Babam düşerken vurulmuştu. Babama düşerken baya bir silah sıkılmıştı o yüzden babamı öldü biliyorduk ve ondan ümidi kesmiştik. Babam ise sürüne sürüne hastaneye gitmeye çalışırken orada birilerine ulaşmış ve onlara “Beni hastaneye yetiştirin” demiş. Onlar da babamı almış hastaneye götürmüşler. Babam hastaneye gittiğinde orada bir doktor varmış; gelen hastaya iğne vurup hastayı iğneyle öldürüyormuş. Babam bunu fark etmiş. O sırada askeriyeye sığınıyor. Babam; “Ailemi yok ediyorlar, yetişin kurtarın onları” diyor. Ama askeriyeye vur emri verilmediği için onlar da hiçbir şey yapamadı. Saldırganlar bize silah sıktıkça askerler bizi öylece seyretti.
Bu olaylar tüm gün boyunca devam etti mi, neler yaşandı o gün?

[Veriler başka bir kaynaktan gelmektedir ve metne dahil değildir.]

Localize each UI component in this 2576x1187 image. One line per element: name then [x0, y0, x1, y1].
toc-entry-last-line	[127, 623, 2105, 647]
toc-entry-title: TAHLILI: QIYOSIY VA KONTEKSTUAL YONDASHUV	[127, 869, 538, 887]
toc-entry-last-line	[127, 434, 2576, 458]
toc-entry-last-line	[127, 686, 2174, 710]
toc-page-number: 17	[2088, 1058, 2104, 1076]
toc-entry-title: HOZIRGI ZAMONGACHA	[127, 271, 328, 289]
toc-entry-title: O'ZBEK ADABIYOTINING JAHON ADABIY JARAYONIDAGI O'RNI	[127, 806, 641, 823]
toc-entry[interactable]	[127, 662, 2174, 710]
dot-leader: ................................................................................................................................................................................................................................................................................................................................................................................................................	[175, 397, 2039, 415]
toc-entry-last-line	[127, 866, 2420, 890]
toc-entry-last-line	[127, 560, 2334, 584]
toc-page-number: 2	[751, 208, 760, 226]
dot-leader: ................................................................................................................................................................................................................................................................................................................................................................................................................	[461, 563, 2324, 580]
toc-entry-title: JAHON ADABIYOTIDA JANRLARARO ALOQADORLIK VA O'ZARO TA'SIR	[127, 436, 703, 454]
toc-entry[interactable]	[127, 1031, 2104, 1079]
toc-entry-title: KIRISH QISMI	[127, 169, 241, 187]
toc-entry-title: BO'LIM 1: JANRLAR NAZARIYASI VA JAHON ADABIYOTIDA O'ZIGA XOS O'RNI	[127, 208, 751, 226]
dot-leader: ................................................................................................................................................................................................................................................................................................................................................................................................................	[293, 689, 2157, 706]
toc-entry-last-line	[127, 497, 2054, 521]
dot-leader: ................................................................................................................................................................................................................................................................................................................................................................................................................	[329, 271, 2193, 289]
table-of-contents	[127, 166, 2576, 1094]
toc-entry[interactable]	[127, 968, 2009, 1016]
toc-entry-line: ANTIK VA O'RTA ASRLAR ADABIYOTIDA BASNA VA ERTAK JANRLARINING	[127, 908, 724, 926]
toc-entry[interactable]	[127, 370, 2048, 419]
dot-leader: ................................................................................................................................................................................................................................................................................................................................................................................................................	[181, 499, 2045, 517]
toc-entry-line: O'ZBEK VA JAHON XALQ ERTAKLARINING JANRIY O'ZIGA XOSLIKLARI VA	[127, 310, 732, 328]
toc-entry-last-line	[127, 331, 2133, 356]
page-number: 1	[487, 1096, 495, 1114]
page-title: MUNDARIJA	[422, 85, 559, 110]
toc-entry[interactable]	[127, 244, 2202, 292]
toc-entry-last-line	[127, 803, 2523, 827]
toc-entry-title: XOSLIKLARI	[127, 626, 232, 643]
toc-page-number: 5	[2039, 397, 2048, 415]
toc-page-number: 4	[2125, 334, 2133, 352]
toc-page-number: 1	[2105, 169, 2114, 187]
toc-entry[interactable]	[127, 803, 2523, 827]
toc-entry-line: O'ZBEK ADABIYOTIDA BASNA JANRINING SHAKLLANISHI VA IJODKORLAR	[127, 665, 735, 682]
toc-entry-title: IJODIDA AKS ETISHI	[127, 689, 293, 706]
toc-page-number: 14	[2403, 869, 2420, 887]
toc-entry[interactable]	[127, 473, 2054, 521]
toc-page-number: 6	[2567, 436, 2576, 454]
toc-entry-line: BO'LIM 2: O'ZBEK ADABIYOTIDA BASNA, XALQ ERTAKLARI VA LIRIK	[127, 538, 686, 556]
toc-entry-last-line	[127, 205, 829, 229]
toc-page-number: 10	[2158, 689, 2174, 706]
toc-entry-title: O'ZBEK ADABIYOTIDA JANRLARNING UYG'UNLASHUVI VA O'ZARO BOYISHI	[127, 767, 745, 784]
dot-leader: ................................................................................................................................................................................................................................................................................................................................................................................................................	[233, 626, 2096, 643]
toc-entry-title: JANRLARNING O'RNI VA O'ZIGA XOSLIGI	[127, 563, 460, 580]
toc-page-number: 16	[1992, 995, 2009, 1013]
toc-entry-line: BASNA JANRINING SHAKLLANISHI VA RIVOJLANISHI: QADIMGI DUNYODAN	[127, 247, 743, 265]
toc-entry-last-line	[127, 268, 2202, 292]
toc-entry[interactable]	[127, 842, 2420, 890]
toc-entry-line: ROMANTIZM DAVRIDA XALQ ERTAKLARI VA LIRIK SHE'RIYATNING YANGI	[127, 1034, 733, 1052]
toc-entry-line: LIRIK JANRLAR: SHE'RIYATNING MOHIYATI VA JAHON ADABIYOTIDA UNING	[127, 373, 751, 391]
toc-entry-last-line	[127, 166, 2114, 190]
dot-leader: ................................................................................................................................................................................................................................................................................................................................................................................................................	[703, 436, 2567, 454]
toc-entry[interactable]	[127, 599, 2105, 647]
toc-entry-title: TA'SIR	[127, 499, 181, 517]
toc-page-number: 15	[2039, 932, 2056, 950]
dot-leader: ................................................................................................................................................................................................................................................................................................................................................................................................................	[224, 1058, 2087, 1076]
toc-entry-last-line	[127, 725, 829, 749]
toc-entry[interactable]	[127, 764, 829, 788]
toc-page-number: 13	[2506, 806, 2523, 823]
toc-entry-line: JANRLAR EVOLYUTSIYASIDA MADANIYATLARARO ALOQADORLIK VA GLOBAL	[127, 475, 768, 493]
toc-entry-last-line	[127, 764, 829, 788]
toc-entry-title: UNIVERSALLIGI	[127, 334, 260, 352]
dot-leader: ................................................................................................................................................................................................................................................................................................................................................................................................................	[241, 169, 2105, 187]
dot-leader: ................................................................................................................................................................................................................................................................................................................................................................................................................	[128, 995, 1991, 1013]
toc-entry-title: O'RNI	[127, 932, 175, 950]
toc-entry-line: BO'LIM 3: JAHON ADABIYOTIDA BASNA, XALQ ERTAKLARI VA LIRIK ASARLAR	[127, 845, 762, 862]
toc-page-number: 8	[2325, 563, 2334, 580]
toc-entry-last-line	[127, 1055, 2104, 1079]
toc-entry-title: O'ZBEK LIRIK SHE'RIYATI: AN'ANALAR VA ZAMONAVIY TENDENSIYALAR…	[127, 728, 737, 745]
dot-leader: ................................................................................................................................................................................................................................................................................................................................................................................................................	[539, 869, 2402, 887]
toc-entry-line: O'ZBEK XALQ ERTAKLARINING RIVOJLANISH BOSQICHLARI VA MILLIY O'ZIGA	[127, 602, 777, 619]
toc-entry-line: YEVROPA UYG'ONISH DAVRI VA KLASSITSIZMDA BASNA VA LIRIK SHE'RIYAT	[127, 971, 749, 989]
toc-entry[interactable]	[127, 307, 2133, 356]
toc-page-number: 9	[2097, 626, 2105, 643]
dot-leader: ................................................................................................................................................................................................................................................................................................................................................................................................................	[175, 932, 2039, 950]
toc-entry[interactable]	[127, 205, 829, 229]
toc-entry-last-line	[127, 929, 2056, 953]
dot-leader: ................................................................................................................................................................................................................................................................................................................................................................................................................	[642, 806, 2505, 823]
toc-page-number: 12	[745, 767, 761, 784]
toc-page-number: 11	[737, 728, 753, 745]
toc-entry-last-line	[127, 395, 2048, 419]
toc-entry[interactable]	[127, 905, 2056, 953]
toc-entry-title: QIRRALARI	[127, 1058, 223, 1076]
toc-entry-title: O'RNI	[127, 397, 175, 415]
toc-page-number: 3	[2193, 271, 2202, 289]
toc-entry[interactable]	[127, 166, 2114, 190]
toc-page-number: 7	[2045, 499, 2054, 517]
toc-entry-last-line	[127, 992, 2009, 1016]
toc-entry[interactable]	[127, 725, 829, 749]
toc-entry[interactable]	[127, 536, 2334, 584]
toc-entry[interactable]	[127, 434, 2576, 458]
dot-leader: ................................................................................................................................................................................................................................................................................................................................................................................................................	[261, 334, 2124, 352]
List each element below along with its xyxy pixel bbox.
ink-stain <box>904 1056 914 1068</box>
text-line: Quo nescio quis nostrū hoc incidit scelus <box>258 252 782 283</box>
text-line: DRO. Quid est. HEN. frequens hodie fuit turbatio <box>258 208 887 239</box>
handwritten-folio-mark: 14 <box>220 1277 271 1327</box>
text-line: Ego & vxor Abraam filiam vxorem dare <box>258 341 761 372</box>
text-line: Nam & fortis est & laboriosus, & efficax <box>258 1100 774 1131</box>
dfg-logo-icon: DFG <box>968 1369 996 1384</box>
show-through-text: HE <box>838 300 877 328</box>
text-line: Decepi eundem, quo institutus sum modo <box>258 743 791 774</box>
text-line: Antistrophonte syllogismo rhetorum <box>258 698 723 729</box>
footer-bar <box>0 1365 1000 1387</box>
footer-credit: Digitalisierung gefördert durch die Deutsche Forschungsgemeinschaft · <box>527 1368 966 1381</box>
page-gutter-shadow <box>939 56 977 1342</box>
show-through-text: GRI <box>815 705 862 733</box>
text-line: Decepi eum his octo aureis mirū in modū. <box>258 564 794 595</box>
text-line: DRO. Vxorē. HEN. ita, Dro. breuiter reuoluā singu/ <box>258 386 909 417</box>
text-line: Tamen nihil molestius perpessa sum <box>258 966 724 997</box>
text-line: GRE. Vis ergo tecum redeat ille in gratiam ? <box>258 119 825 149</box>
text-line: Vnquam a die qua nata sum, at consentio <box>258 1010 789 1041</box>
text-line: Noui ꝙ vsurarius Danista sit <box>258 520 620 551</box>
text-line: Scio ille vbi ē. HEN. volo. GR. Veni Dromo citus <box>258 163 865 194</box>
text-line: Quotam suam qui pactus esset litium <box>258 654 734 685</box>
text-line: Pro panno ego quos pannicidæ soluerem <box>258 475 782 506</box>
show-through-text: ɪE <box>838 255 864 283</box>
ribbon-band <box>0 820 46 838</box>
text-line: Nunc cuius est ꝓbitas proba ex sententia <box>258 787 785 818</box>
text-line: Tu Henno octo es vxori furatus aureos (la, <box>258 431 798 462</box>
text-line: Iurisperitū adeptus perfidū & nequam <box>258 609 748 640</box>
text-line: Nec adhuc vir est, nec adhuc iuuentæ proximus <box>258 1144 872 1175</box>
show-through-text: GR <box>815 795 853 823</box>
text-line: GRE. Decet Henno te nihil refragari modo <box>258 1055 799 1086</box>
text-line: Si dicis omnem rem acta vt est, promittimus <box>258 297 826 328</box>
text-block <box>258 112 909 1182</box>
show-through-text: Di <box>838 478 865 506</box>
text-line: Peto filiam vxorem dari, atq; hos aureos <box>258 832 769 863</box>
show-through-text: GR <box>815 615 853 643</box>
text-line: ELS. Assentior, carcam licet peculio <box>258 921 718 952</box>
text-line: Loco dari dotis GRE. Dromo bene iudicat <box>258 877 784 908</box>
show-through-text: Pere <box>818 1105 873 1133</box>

Tüm bu hadiseler sabahın erken saatlerinde başlayıp gün batımına kadar sürdü. Askerler bir köşeden seyredip müdahale etmiyordu. “Haydi Alevîleri öldürün! Bir Alevî dahi öldüren cennetliktir! Kıyamette elleri yeşerir!” dediğini duyuyorduk. Camilerden de benzer anonslar yapılıyordu. Gençlerin bazıları, “Bu kadarı yeter, insanların evi yanıyor, burada bitirelim!” diyerek tepki göstermeye başladı. Bu defa onlardan da birkaç kişiyi vurdular. Saldırıyı asla sonlandırmak istemiyorlardı. Dört yolda oturduğumuz için kaçacak hiçbir yerimiz yoktu. Küçük kardeşim Sertaç’ı bir şekilde balkondan aşağıya indirerek, “Koş bizim için yardım çağır” dedim. Bu esnada ağabeyim elindeki tüfekle bizi savunuyordu. Hâl böyle olunca evimize patlayıcı madde atmaya devam ettiler. Ben de evin içi yanmasın diye onları alıp dışarı atıyordum. Sonra arka taraftaki odalardan birine elektrik direğini dayadılar. Kamyonla söktükleri direği merdiven gibi kullanarak eşyalarımızı yağmalamaya başladılar. Bu sırada bir başka oda da tutuştu ve neredeyse evin tamamı alevler içerisinde kalmaya başladı.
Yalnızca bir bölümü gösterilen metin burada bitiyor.